KOMPAS.com - Setiap orang memiliki hak untuk mampu mendapatkan pendidikan dengan layak. Tetapi, hal ini terasa sulit bagi masyarakat yang berada di Papua Pegunungan.
Papua masih menjadi daerah yang jauh dan tertinggal, hal ini terlihat dari segi pembangunan infrastruktur yang belum memadai. Di sana juga sering terjadi masalah keamanan yang mengancam keselamatan mereka.
Berbagai masalah tersebut menimbulkan dampak yang besar seperti jika ada kerusuhan, maka anak-anak libur dan tidak akan bersekolah.
Joko Prasetiyo, Area Program Manager Pegunungan Tengah Wahana Visi Indonesia mengatakan bahwa banyak sekali hambatan yang dialami oleh anak-anak di Papua untuk mengakses pendidikan.
“Kerentanan yang dialami melibatkan banyak pihak, bukan hanya satu pihak saja,” ujar Joko di konferensi pers Childhood Hope pada Kamis (2/11/2023).
Ketika anak-anak sudah sampai di sekolah, Joko menyebut tak jarang mereka melihat ruang kelas kosong dan tidak ada guru yang mengajar.
“Guru di sana mau mengajar tetapi mereka juga memiliki hambatan. Seperti tidak adanya rumah untuk guru yang tempat tinggalnya jauh dan guru pendatang itu harus memberikan jaminan keamanan untuk kesana,” kata Joko.
Jarak antara sekolah dan rumah siswa juga cukup jauh. Maka, tak heran jika banyak anak di sana yang belum bisa membaca secara jelas dan masih terbata-bata.
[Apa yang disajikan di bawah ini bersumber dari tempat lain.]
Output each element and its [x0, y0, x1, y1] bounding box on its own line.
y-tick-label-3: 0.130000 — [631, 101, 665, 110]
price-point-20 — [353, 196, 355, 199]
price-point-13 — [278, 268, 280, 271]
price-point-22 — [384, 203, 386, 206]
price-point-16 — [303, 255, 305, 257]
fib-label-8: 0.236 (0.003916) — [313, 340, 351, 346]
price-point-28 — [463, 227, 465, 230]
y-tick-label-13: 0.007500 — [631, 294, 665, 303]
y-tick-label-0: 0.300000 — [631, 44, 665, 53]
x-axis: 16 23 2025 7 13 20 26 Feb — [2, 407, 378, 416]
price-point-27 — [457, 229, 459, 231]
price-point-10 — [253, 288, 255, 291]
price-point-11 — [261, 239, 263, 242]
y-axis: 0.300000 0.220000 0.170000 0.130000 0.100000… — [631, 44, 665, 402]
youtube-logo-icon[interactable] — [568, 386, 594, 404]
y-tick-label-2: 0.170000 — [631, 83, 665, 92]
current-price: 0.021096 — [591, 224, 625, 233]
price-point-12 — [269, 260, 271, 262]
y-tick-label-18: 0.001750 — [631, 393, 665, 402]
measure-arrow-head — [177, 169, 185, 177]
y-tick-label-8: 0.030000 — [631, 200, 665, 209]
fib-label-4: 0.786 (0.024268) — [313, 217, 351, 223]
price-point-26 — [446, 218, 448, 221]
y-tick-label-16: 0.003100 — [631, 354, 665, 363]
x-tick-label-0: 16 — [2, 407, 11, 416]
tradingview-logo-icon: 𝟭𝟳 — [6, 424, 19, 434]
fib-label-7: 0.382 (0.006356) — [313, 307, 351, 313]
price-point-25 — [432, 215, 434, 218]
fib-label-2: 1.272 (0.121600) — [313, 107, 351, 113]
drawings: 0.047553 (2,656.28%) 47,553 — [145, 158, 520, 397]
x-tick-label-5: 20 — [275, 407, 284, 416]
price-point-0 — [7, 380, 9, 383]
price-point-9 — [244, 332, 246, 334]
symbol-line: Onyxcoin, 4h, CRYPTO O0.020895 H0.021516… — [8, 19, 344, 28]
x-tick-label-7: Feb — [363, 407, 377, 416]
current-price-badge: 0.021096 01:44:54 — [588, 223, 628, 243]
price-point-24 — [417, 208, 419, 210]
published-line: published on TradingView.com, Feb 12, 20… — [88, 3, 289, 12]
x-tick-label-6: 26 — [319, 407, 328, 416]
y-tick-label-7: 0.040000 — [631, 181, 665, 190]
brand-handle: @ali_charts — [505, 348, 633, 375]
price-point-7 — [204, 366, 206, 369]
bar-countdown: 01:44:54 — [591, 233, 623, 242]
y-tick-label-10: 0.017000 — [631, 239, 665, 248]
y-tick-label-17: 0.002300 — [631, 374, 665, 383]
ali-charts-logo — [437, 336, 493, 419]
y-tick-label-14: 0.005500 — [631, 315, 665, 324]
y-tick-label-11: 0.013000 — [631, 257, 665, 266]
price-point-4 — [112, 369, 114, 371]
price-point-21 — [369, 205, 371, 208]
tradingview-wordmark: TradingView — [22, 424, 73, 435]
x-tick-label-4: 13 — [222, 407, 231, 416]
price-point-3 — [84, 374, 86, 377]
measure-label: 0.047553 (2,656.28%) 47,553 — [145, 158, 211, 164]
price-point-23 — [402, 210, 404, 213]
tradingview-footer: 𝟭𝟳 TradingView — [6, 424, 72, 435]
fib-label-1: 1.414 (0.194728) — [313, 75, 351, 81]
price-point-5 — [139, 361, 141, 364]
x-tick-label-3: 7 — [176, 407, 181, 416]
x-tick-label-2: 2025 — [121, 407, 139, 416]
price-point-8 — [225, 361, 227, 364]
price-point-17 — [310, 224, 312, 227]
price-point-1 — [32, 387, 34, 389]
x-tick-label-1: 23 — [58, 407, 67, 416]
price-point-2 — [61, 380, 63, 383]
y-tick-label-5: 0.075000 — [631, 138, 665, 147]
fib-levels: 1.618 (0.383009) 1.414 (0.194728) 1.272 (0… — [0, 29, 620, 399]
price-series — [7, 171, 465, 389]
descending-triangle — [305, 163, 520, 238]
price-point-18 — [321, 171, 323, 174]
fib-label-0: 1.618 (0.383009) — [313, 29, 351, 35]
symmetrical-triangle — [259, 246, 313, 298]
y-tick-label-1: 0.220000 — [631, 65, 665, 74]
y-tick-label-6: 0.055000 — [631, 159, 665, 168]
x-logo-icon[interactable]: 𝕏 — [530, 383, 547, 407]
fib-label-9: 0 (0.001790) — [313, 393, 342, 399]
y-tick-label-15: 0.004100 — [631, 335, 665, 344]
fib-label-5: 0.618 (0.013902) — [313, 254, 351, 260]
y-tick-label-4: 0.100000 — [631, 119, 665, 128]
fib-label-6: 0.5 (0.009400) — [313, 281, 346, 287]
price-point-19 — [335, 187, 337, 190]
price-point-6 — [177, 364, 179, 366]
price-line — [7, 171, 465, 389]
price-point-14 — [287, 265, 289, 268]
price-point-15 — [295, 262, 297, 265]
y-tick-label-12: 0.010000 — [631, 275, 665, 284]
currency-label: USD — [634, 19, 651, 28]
Selain itu, masih banyak orang tua di sana juga belum menyadari pentingnya pendidikan untuk masa depan anak-anak mereka.
Padahal, pendidikan dapat menjadi investasi jangka panjang untuk setiap anak. Memang, manfaat pendidikan tidak bisa dirasakan secara langsung tetapi nantinya dapat berguna di masa yang akan datang.
“Saat itu, banyak orang tua yang bilang sekolah itu bayar dan mereka tidak sanggup. Kemudian, ada sekolah gratis tetapi masih banyak anak yang belum sekolah juga,” kata Joko.
“Masih banyak anak-anak yang lapar ketika sampai di sekolah, mereka belum makan,” kata Joko.
Padahal, anak yang akan pergi ke sekolah harus memiliki energi untuk memahami dan mengikuti pembelajaran. Hambatan selanjutnya adalah tidak meratanya kurikulum yang didapatkan.
Joko mengatakan bahwa di sana masih menggunakan kurikulum KTSP 2006. Padahal, saat ini sebagian besar wilayah di Indonesia sudah menggunakan kurikulum merdeka belajar.
Hambatan-hambatan tersebut menjadi keprihatinan bersama dan memberikan kita gambaran bagaimana sulitnya menempuh pendidikan di Papua Pegunungan.
Hal ini sangat berbanding terbalik dengan anak-anak di wilayah lain yang lebih mudah dalam mengakses pendidikan.
Kondisi tersebut membuat banyak pihak merasa prihatin. Jeni Karay, influencer Papua misalnya. Ia ikut memberikan pendapatnya terkait hal ini.
"Saya rasa masyarakat perlu kolaborasi dan bergandengan tangan untuk menjawab permasalahan ini," kata Jeni.
Dalam konferensi pers, turut hadir Asteria Aritonang selaku resources development and communication director WVI. Ia mengatakan bahwa wahana visi ingin membantu anak-anak di Wamena melalui program Childhood Hope.
"Program ini baru diadakan tahun ini dan berfokus untuk anak di Wamena dan Asmat," ujar Asteria.
Wahana visi juga mengajak masyarakat untuk ikut serta memberikan bantuan melalui donasi.
Donasi yang terkumpul akan digunakan untuk akses pendidikan, rumah baca, akses makanan bergizi, dan perlindungan terhadap anak di sana.
"Masyarakat bisa melakukan donasi secara sukarela, kami tidak mematok besaran donasinya. Kemudian, tidak ada kewajiban untuk donasi setiap bulan," ujar Asteria.
Hal ini membuktikan bahwa setiap bantuan yang kita berikan baik sedikit atau banyak tetap berarti untuk anak-anak yang ada di Wamena.
Harapannya agar semakin banyak masyarakat yang sadar dan peduli terhadap pendidikan dan kesejahteraan anak. Selain itu, kedepannya lebih banyak program serupa.